Posterior lumbar interbody fusion surgery description
First, the spine is approached through a three-inch to six-inch long incision in the midline of the back and the left and right lower back muscles (erector spinae) are stripped off the lamina on both sides and at multiple levels. After the spine is approached, the lamina is removed (laminectomy) which allows visualization of the nerve roots. The facet joints, which are directly over the nerve roots, may then be undercut (trimmed) to give the nerve roots more room. The nerve roots are then retracted to one side and the disc space is cleaned of the disc material. A bone graft, or anterior interbody cages with bone, is then inserted into the disc space and the bone grows from vertebral body to vertebral body. Doing a pure PLIF spine surgery has the advantage that it can provide anterior fusion of the disc space without having a second incision as would be necessary with an anterior/posterior spine fusion surgery. However, it has some disadvantages:
- Not as much of the disc space can be removed with a posterior approach (from the back).

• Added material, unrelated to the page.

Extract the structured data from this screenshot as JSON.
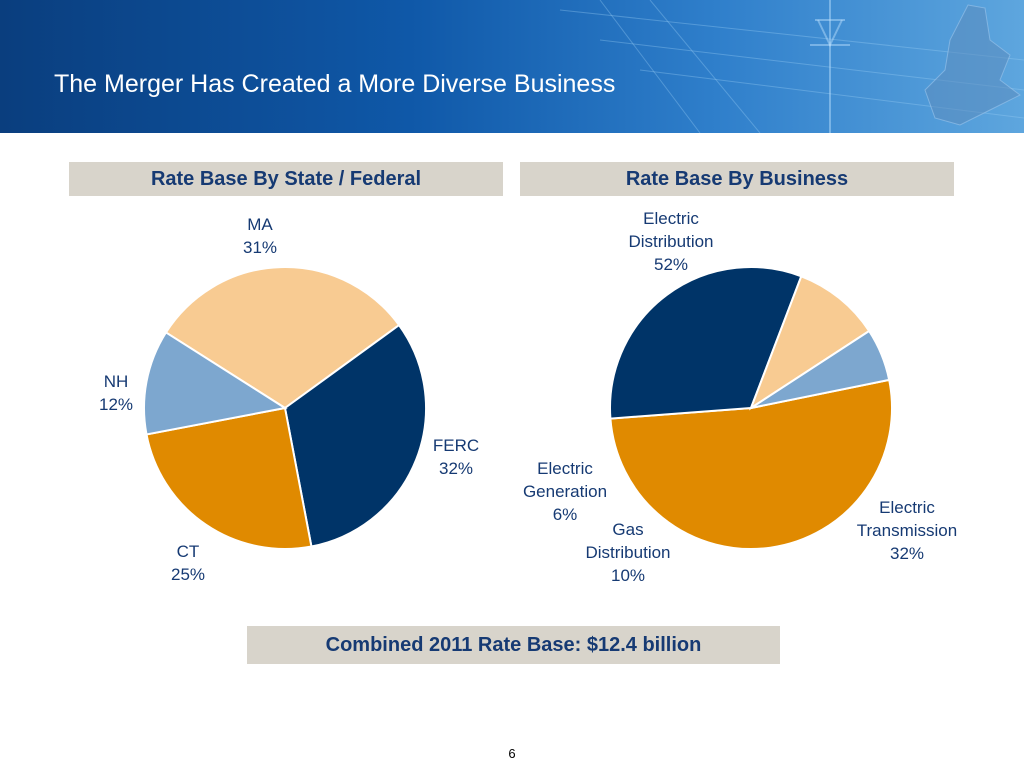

- An anterior approach (from the front) provides for a much more comprehensive evacuation of the disc space and this leads to increase surface area available for a fusion.
- A much larger bone graft and/or spinal implant can be inserted from an anterior approach
- In cases of spinal deformity (e.g. isthmic spondylolisthesis) a posterior approach alone is more difficult to reduce the deformity
- There is a small but finite risk that inserting a bone graft or cage posteriorly will allow it to retropulse back into the canal and create neural compression
PLIF surgery rates are higher than posterolateral fusion rates because the bone is inserted into the anterior portion (front) of the spine. Bone in the anterior portion fuses better because there is more surface area than in the posterolateral gutter, and also because the bone is under compression. Bone in compression heals better because bone responds to stress (Wolff’s law), whereas bone under tension (posterolateral fusions) does not see as much stress.